Bazılarımız daha şanslıdır diğerlerinden. Onların sandalyeleri akülüdür. Bir başkasının yardımını istemek zorunda kalmadan geçebilirler odadan odaya. Bazılarımız ise hepten şanssızdırlar. Çünkü onların ne akülü ne de manuel sandalyeleri vardır…
Bildiğiniz gibi, ben engellilere yardım edilmesini değil onların haklarına kavuşturulmasını savunuyorum. Ancak ne yazık ki, henüz sağlanabilmiş değil bu. Bu nedenle, Bedensel Engellilerle Dayanışma Derneği’nin bayram mesajını sizlerle paylaşmak istiyorum.
Bugün sizlerle paylaşmak istediğim diğer bir şey ise Sevgili Hakan Özgül’ün 11 Şubat 2013 tarihinde kaleme almış olduğu “Kıymetli Olan” başlıklı yazı:
“Bazen bir sevgiliye giden yolda yarenlik eder. Heyecanla bekler çünkü bir çift göz, bir kalp ve bir çift el. Sonbaharsa, belki biraz üşümüştür sevgilinin eli. Apartmanın cümle kapısını açmak için kullanırsın pedallarını zira kolun kuvveti yetmez havalı amortisörün havasına. Kapı bazen inat eder açılmamak için. Bilmez ki, duymaz ki kalbimin yerinden çıkarcasına çırpınışını. Eh, kapı işte, ne de olsa demirden.
Bazen itemediğin bir sandalye ya da koltuğa meydan okur, gücü yettiği kadar. Bazen de sarmaş dolaş sarıldığındır. Sanki yekpare olmuştur bedenin O’nunla. Hayır, O’ndan vazgeçemezsin. İlk zamanlar yeni aldığın ayakkabı gibidir. Hep bir önceki daha iyi sanırsın. Yadırgarsın, anlamaya ve tepkilerini ölçmeye başlarsın. Bilmediğin bir durumdur çünkü. Hangi durumda nasıl tepki verecek test edersin. Dakikalarını, saatlerini, günleri, aylarını ve hatta yıllarını beraber geçirdikçe sırtını daha güvenle yaslarsın.
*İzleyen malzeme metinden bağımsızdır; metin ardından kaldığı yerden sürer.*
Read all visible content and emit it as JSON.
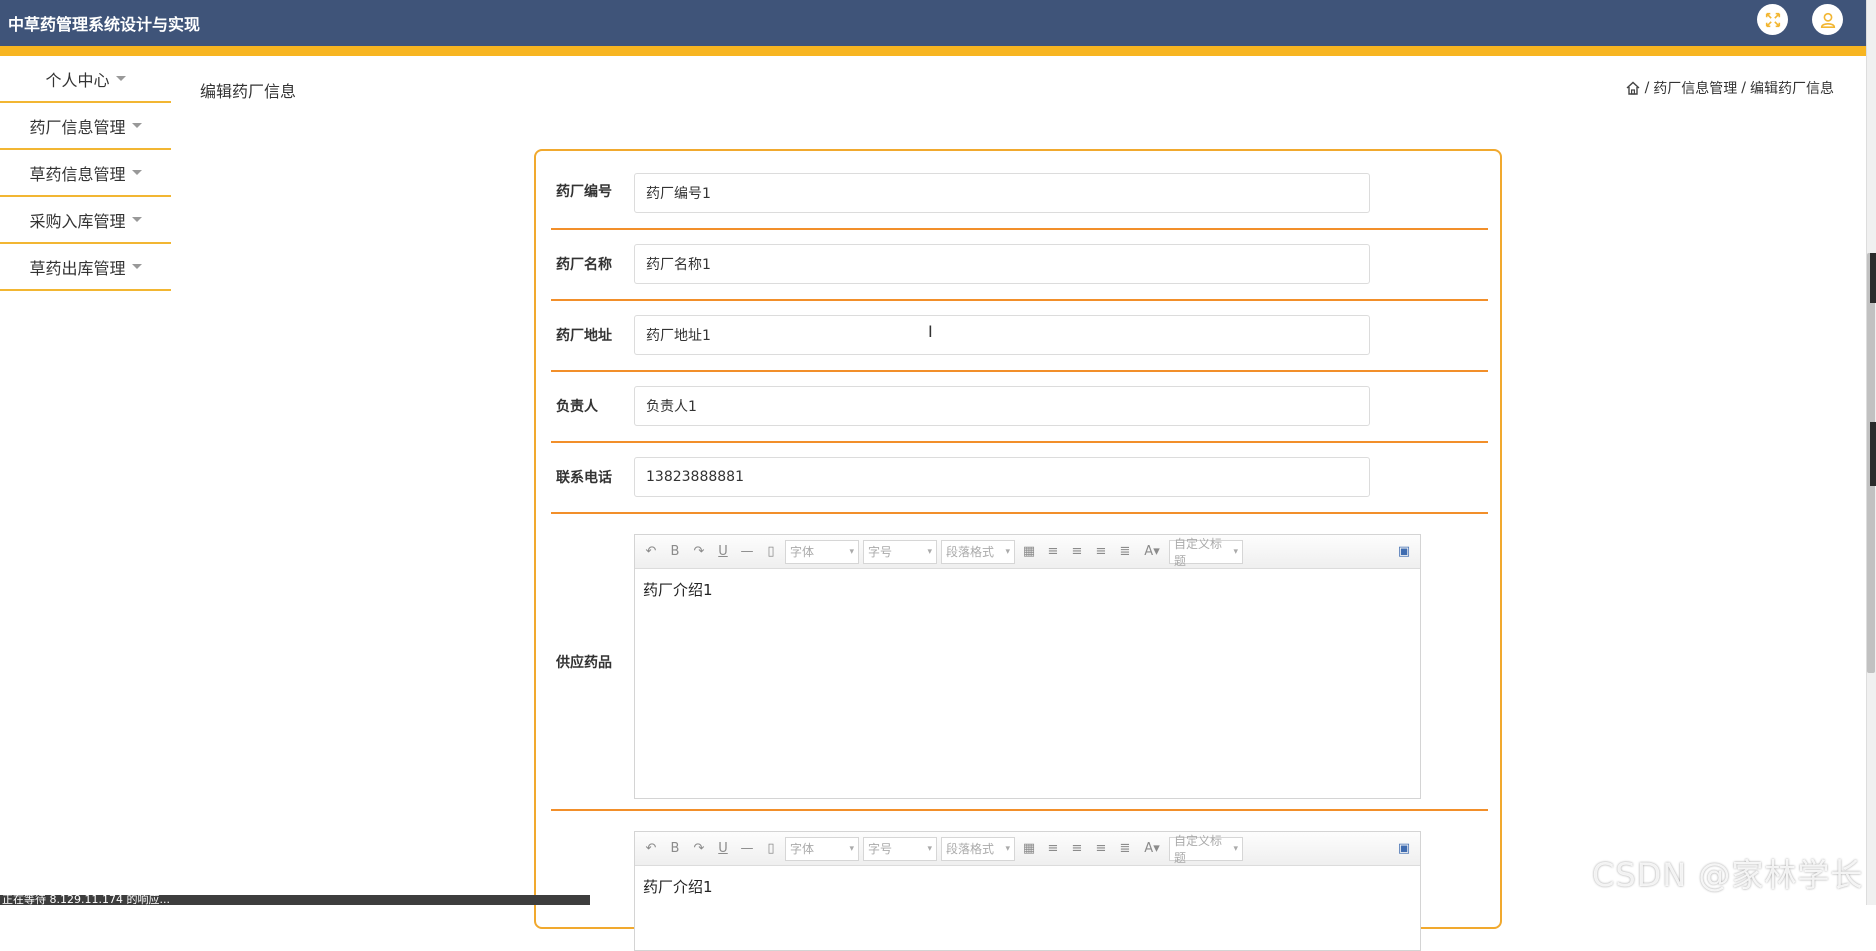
{
  "app": {
    "title": "中草药管理系统设计与实现"
  },
  "sidebar": {
    "items": [
      {
        "label": "个人中心"
      },
      {
        "label": "药厂信息管理"
      },
      {
        "label": "草药信息管理"
      },
      {
        "label": "采购入库管理"
      },
      {
        "label": "草药出库管理"
      }
    ]
  },
  "page": {
    "title": "编辑药厂信息"
  },
  "breadcrumb": {
    "level1": "药厂信息管理",
    "level2": "编辑药厂信息",
    "separator": "/"
  },
  "form": {
    "fields": [
      {
        "label": "药厂编号",
        "value": "药厂编号1"
      },
      {
        "label": "药厂名称",
        "value": "药厂名称1"
      },
      {
        "label": "药厂地址",
        "value": "药厂地址1"
      },
      {
        "label": "负责人",
        "value": "负责人1"
      },
      {
        "label": "联系电话",
        "value": "13823888881"
      }
    ],
    "editor1": {
      "label": "供应药品",
      "content": "药厂介绍1"
    },
    "editor2": {
      "label": "",
      "content": "药厂介绍1"
    }
  },
  "editor_toolbar": {
    "bold": "B",
    "underline": "U",
    "hr": "—",
    "font_family": "字体",
    "font_size": "字号",
    "paragraph": "段落格式",
    "font_color": "A",
    "custom_title": "自定义标题"
  },
  "status": {
    "text": "正在等待 8.129.11.174 的响应..."
  },
  "watermark": {
    "text": "CSDN @家林学长"
  },
  "colors": {
    "topbar": "#3f5479",
    "accent": "#f7b521",
    "border": "#f1a92e"
  }
}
O’ndan hiçbir şeyi saklayamazsın, hayır. Bütün günahlarını da bilir sevaplarını da; gözyaşlarına da tanıklık eder, kahkahalarına da; kızgınlığında da seninledir, mutluluğunda da. Çünkü hep yanındadır ya da hep yanında olmalıdır ya da hep yanında olsun istersin. İlişki tek taraflı sanırsın, hâlbuki O da ilgi ister.
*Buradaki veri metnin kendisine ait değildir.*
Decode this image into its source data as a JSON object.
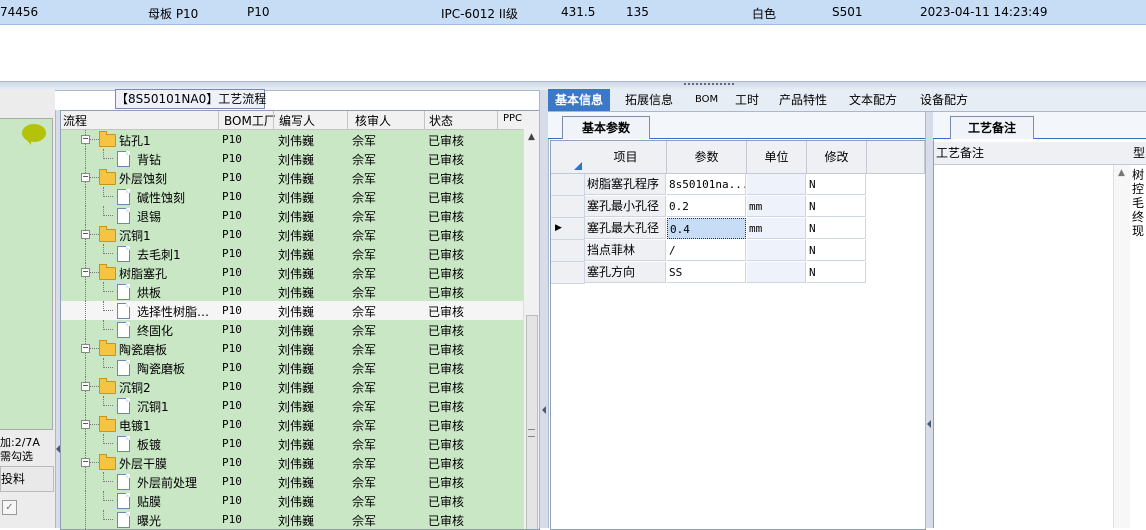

Senden ayrı kalması gereken günler olur bazen. Yokluğunda kıymet bilmeye başlarsın. Bir iç çeker sigaranın dumanını efkârla savurursun. Merakla gelişini gözler, yoldan gözünü nadir ayırırsın. Ayrılık mıdır vuslatı bu kadar değerli yapan? Süreli ayrılıklara tahammül edilir de ya belirsizlik? İnsanın düşüncelerine bir yerleşti mi sıkıntısı, Çanakkale domatesine döndürür yüzünü, hem şişer hem de kızarır.
Bazen bana dayanma gücü veren, bazen yalnızlığıma ortak olan, bazen en büyük yardımcım, bazen de üzerinde uyuduğum yatağımdır.
İnsan kullandığı bir eşya hakkında bu kadar düşünür mü? Sorunun yanıtı aslında çok belli benim için de, galiba senin için belirsiz? Anlamı nedir sorusunu sorabilirsen… Belki soru değil de cevap çok kıymetlidir.
Kokusu kokuma, kokum kokusuna karışıyorsa, sevgiliye giden yolda yarenlik ediyorsa, çocuğunun okuluna ulaştırıyorsa, semt pazarından aldığın bir kilo ıspanağı, bir kilo peyniri, iki ekmeği senin için taşıyorsa, inadına yaşamayı güçlendiriyorsa, sözün özü O’nunla kendini rüzgârlara vurabiliyorsan, kıymetli ve pek kıymetlidir benim tekerlekli sandalyem…”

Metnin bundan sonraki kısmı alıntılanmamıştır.